Above, we have 6x6 input matrix and 3x3 filter. End of convolution operation we’ll have 4x4 matrix. The reason of that :

nxn(input matrix) * fxf(filter) => n — f(6–3) + 1(stride) = 4x4

If we increase the stride number, the result will change. For example:

for nxn(6) * fxf(3) , stride(s) is 2 => (n — f + 1) / 2 = 3x3

When we use edge detection, we loss information but model works faster.

Padding

After edge detection we need to use padding. In edge detection step, we saw that If we use 6x6 input and 3x3 filter then we end up with a 4x4 matrix. Everytime we apply convolution operation then out image shrinks. If a convolution operation as above is applied, we can repeat this operation two or three time because our image getting starts really small. So we are throwing away information near the edge of image. To solve this problem, we can pad the image. If we pad additional one border 6x6 image, we get 8x8 image instead of 6x6 image. After padding, we apply 3x3 filter again we end up with 6x6 matrix. So, we preserve the original input size.

2. Pooling Operation

We apply pooling to reduce the size of network, to speed the computation. We can apply average pooling or max pooling. Let’s suppose we have 4x4 input matrix, If we apply max pooling then the output will be 2x2 matrix. The way you do that is really simple. It has two hyperparameters, filter size(f) and stride(s).

Flattening

Flattening is converting the output of convolutional layers into a 1 dimensional array for inputing it to next layer. It is connected to fully connected layer.

3. Fully Connected Layer

FC is the last layers in a network. The input of FC is output of final convolution or pooling layers which is flattened.

Classic Networks

Lenet-5 was created to recognize handwritten characters in 1990's.
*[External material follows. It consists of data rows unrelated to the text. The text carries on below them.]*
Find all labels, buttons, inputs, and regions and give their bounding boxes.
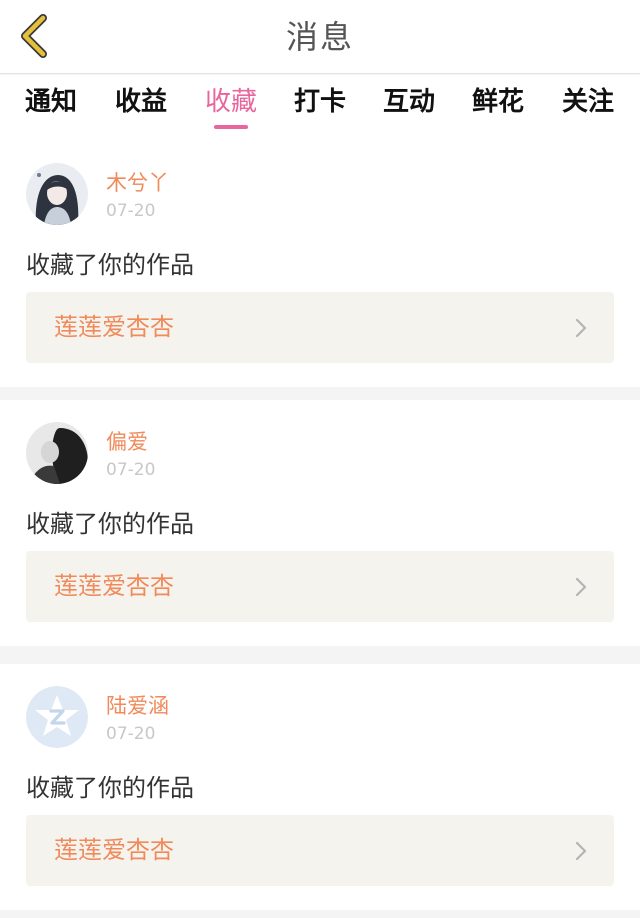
work-title: 莲莲爱杏杏 <box>54 572 174 600</box>
chevron-right-icon <box>575 318 587 338</box>
work-link[interactable]: 莲莲爱杏杏 <box>26 292 614 363</box>
tab-flowers[interactable]: 鲜花 <box>458 75 538 141</box>
active-tab-indicator <box>214 125 248 129</box>
avatar[interactable] <box>26 422 88 484</box>
work-link[interactable]: 莲莲爱杏杏 <box>26 551 614 622</box>
timestamp: 07-20 <box>106 201 156 221</box>
notification-card: 偏爱 07-20 收藏了你的作品 莲莲爱杏杏 <box>0 400 640 646</box>
header-bar: 消息 <box>0 0 640 74</box>
tab-earnings[interactable]: 收益 <box>101 75 181 141</box>
notification-card: 陆爱涵 07-20 收藏了你的作品 莲莲爱杏杏 <box>0 664 640 910</box>
tab-notifications[interactable]: 通知 <box>11 75 91 141</box>
work-link[interactable]: 莲莲爱杏杏 <box>26 815 614 886</box>
chevron-right-icon <box>575 577 587 597</box>
tab-bar: 通知 收益 收藏 打卡 互动 鲜花 关注 <box>0 75 640 141</box>
tab-favorites-label: 收藏 <box>204 87 257 117</box>
tab-favorites[interactable]: 收藏 <box>191 75 271 141</box>
chevron-left-icon <box>21 14 47 58</box>
username[interactable]: 木兮丫 <box>106 167 169 197</box>
action-text: 收藏了你的作品 <box>26 774 194 802</box>
tab-interaction[interactable]: 互动 <box>369 75 449 141</box>
tab-following[interactable]: 关注 <box>548 75 628 141</box>
notification-card: 木兮丫 07-20 收藏了你的作品 莲莲爱杏杏 <box>0 141 640 387</box>
timestamp: 07-20 <box>106 724 156 744</box>
work-title: 莲莲爱杏杏 <box>54 836 174 864</box>
page-title: 消息 <box>285 18 354 56</box>
avatar[interactable] <box>26 686 88 748</box>
username[interactable]: 陆爱涵 <box>106 690 169 720</box>
action-text: 收藏了你的作品 <box>26 251 194 279</box>
timestamp: 07-20 <box>106 460 156 480</box>
tab-checkin[interactable]: 打卡 <box>280 75 360 141</box>
username[interactable]: 偏爱 <box>106 426 148 456</box>
default-avatar-icon <box>26 686 88 748</box>
back-button[interactable] <box>10 12 58 60</box>
avatar[interactable] <box>26 163 88 225</box>
action-text: 收藏了你的作品 <box>26 510 194 538</box>
chevron-right-icon <box>575 841 587 861</box>
work-title: 莲莲爱杏杏 <box>54 313 174 341</box>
2. AlexNet competed in the ImageNet Large Scale Visual Recognition Challenge in 2012.

3. VGG16 was trained on Imagenet in 2016. It has 16 layers.

Data Augmentation

Data Augmetntation is a technique to improve the performance computer vision systems. It expends size of a dataset by creating modified versions of images in the dataset. The ways to modify images; mirroring, random cropping, rotation, shearing, color shifting etc.